Вместе со слугами коленопреклоненно просил о пощаде и Гао Ань.

Ну как не порадеть при виде пятисот лянов серебра всего лишь за одно лицо?! И тут Ли Банъянь велел принести стол, взял кисть и исправил в докладе имя Симэнь Цин на Цзя Цин,[316] забрал подарки, а просителей отпустил, передав ответное письмо Цай Ю и пятьдесят лянов для Гао Аня, Лайбао и Лайвана.

Выйдя от него, слуги Симэня простились с Гао и направились на постоялый двор, собрали вещи, расплатились с хозяином и звездной ночью пустились обратно в Цинхэ.

По прибытии сразу же по порядку доложили обо всем Симэнь Цину. От их рассказа хозяина будто в ледяную воду окунули.

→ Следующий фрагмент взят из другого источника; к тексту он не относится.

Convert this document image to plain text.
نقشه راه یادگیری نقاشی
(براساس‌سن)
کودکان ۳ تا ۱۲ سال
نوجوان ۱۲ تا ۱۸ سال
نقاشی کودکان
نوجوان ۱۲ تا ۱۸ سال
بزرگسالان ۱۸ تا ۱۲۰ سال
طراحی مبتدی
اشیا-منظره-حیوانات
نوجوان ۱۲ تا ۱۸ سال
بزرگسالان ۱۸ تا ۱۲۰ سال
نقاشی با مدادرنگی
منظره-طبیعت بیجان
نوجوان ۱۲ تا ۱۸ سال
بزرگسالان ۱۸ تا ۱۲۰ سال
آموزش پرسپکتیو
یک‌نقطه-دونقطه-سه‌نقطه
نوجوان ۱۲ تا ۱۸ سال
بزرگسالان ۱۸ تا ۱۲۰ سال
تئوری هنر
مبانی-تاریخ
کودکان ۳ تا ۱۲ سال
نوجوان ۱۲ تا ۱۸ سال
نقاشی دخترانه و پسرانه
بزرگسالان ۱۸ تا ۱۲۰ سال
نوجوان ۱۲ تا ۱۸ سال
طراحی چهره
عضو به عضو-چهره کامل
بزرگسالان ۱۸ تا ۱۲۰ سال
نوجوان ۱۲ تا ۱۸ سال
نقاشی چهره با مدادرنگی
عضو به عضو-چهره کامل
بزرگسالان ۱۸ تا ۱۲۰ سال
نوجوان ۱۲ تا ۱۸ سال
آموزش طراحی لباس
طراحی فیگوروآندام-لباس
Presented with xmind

– Не отблагодари их заранее, что бы мы теперь делали?! – говорил он Юэнян.

В эти минуты жизнь Симэнь Цина, закатившаяся было, как солнце за западные хребты, вдруг вновь возродилась из-за Фусана.[317] Будто гора с плеч свалилась.

Дня через два ворота больше не запирали, опять возобновилась стройка и разбивка сада, стали понемногу выходить на улицу.

* * *

Однажды, проезжая верхом по Львиной, Дайань увидел у ворот Ли Пинъэр большую лавку лекарственных трав. Внутри сверкали ярко-красные шкафы и грудами лежали снадобья. Снаружи блестела лаковая вывеска, качались образцы товаров. Шла бойкая торговля.

– Госпожа Хуа наняла приказчика и открыла лавку лекарственных трав, – рассказывал Симэню, вернувшись домой, слуга.

Дайань и не подозревал о том, что Пинъэр взяла в мужья Цзян Чжушаня. И Симэнь не очень-то ему поверил.

Как-то, в середине седьмой луны, когда повеяло осенним ветерком и на землю пала прохладная роса, Симэнь ехал верхом по улице. Вдруг его окликнули Ин Боцзюэ и Се Сида. Симэнь спешился.

– Что это тебя, брат, давно не видно? – спросили его друзья. – Сколько раз к дому подходили, да глядим: ворота заперты, а стучаться не решались. Все ломали голову: что, мол, брат дома сидит? Ну как, женился? А нас и не позвал?

– Даже говорить не хочется, – начал Симэнь. – Сват у меня в неприятность попал. Пришлось за него хлопотать. А свадьбу я отложил.

– Вот оно что! – удивился Боцзюэ. – А мы и не знали, что беда стряслась. Но раз уж встретились, мы тебя, брат, так не отпустим. Приглашаем к У Иньэр тоску немного развеять, по чарочке пропустить.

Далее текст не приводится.